Over the years, I have composed quite a list of 'dirty words' that offend many scientists.



This Week's Experiment - #287 Dirty Words of Science

These experiments are from Robert Krampf - The Happy Scientist



This week's experiment is a result of quite a few e-mails that I have received over the years that I have been writing the Experiment of the Week. I hope that it will show some of the communication problems that can occur when scientists and "normal people" talk to each other.

Very few weeks go by where I do not get at least one e-mail correcting me on something that I have said in an experiment. Sometimes they are true goofs. I am just as capable of making a mistake as anyone else, but often they are the result of a difference in language. I don't mean a difference between English and Spanish or Japanese. Instead, I mean the difference between the "every day" meaning of words and the scientific meaning. Over the years, I have composed quite a list of "dirty words" that offend many scientists. To understand that, you will need:

a glass of something you like to drink
a drinking straw

Lets start with a really bad one. Suction! Oh, wash your mouth out with soap! With many scientists, if you talk about suction cups sticking to a window or how a new vacuum cleaner sucks up the dirt, you will be in for quite a few minutes of angry lecture. Why? Because the word is misleading if you want to know what is really happening.

Put the straw into the glass and take a sip. OK, now what happened? You sucked the air out of the straw, which pulled the liquid up the straw, right? Wrong. You expanded your lungs. This allowed the air in your lungs to spread out, which meant that the air pressure in your lungs, your mouth and the straw was lowered. The air pressure outside is now greater than the pressure inside the straw. The higher outside pressure pushes the liquid up the straw. It is not pulled up by "suction."

OK, so what is the difference? Either way, you get a drink. The difference is that scientists are very concerned with knowing exactly how things work. They tend to get very unhappy with words that mislead people into reaching wrong conclusions. While a misconception about suction does not have a large impact on how you drink through a straw, in other situations, the difference can be critical. In some situations, a proper understanding of how things work can mean the difference between life and death.

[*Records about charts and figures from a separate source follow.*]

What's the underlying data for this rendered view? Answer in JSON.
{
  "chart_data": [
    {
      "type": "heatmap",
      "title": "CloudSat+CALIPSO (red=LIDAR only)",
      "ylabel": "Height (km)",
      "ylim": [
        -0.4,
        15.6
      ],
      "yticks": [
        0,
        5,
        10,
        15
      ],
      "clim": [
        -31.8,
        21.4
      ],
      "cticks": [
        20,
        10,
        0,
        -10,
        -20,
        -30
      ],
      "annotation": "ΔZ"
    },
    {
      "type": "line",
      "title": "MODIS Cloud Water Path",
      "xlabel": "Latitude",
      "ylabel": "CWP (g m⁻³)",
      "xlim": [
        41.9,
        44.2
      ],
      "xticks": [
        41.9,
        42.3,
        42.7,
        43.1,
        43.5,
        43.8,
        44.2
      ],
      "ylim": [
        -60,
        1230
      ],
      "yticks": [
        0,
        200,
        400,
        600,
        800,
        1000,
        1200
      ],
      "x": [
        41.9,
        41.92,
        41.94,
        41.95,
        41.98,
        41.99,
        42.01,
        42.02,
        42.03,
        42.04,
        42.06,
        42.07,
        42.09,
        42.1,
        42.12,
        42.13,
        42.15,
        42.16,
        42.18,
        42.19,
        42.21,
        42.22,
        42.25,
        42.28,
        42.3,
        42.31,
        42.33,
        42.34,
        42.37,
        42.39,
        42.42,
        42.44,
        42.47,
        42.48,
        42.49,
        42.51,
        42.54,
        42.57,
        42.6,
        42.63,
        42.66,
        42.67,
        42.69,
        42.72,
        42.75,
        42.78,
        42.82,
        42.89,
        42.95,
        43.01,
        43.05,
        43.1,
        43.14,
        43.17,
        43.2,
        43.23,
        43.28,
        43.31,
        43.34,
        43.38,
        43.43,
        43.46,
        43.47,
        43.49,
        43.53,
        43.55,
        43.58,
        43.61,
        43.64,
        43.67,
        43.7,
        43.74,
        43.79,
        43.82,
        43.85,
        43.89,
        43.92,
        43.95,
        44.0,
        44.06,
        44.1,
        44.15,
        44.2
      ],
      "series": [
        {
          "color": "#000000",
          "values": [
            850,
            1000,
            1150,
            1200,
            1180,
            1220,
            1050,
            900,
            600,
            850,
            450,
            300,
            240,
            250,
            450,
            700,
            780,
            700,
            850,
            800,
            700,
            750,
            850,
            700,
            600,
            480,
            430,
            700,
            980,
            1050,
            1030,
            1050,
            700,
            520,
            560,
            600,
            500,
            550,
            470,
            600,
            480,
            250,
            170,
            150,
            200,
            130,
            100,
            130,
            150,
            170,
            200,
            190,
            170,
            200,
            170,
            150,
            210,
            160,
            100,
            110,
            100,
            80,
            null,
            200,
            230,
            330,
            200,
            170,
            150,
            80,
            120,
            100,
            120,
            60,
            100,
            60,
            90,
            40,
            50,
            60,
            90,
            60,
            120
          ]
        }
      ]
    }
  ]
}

Then why don't I use terms in their "proper", scientific usage? Because if I did, many of you would not be reading this. While very precise, the language of science can be confusing and dull to those that are not immersed in it. In an effort to make science fun and understandable, I try to use the everyday meanings for words such as pressure, force, weight, etc. If I do my job well enough, you will reach the point where you are "into" science deep enough to start sending your own corrections.